Over the weekend the Mayor announced a tentative agreement with the CTU on reopening. The CTU rejected the term “tentative agreement”, although from my experience that is what it was. The executive team presented the terms to the House of Delegates which voted to send it on to the membership for a vote.
The vote of the House of Delegates was 85% to send it on to the rank and file.
Yesterday 67.5% of the voting CTU members voted to approve the agreement.

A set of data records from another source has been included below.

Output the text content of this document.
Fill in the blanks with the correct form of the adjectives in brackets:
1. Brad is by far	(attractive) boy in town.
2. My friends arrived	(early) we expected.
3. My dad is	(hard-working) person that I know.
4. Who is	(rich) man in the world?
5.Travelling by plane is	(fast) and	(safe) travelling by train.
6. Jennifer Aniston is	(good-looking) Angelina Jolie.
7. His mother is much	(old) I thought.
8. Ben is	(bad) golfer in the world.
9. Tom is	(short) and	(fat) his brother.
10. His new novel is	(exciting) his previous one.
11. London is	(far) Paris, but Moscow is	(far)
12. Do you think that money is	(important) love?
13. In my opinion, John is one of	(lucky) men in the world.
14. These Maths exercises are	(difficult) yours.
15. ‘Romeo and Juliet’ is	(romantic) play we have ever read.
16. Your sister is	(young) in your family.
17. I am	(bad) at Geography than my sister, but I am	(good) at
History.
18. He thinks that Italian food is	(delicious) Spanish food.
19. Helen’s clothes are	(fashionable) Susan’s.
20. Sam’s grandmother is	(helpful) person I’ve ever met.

It seems to me, given the pandemic and the politics, in Chicago the process is working as it should.
Decisions made about return to school buildings must include teachers and the unions that represent us through the process of collective bargaining. It can’t just be decided on by the leaders. Those who do the teaching must have the final say.
I have seen this referred to as hyper-democratic. There’s nothing hyper democratic about members getting to decide.
It’s just plain old democracy.
Some unions only have the leaders decide. That is decidedly undemocratic.
I was frankly surprised to hear CTU leaders refer to the agreement as a disgrace after the agreement was approved by the vote of the members.
Why present an agreement for a vote that the leaders thought was a disgrace? Bargaining represents a compromise but should always be the best that the union thinks they can achieve.
I guess I am more used to having union leaders call losses wins rather than calling wins losses.
Chicago ceded significant ground to the union on a number of issues, perhaps most notably by delaying the reopening for most elementary students by a month or longer to allow more teachers and staff to get vaccinated. It also committed to weekly vaccine dose shipments, beefed up its school testing plan and gave schools more flexibility to accommodate employees who are not ready to return to school buildings.
The union made some concessions as well, backing off from a stance that all school staff are fully vaccinated before campuses reopen — a hard line some unions in California and elsewhere have continued to embrace.
Anyway, Chicago remains a union town and agreements between labor and management still must get resolved through a process of collective bargaining.
Whether it works to keep teachers, students and families safe is another matter.
I sincerely hope so.
We’ve never been here. We’ve never had to bargain in response to a global pandemic before.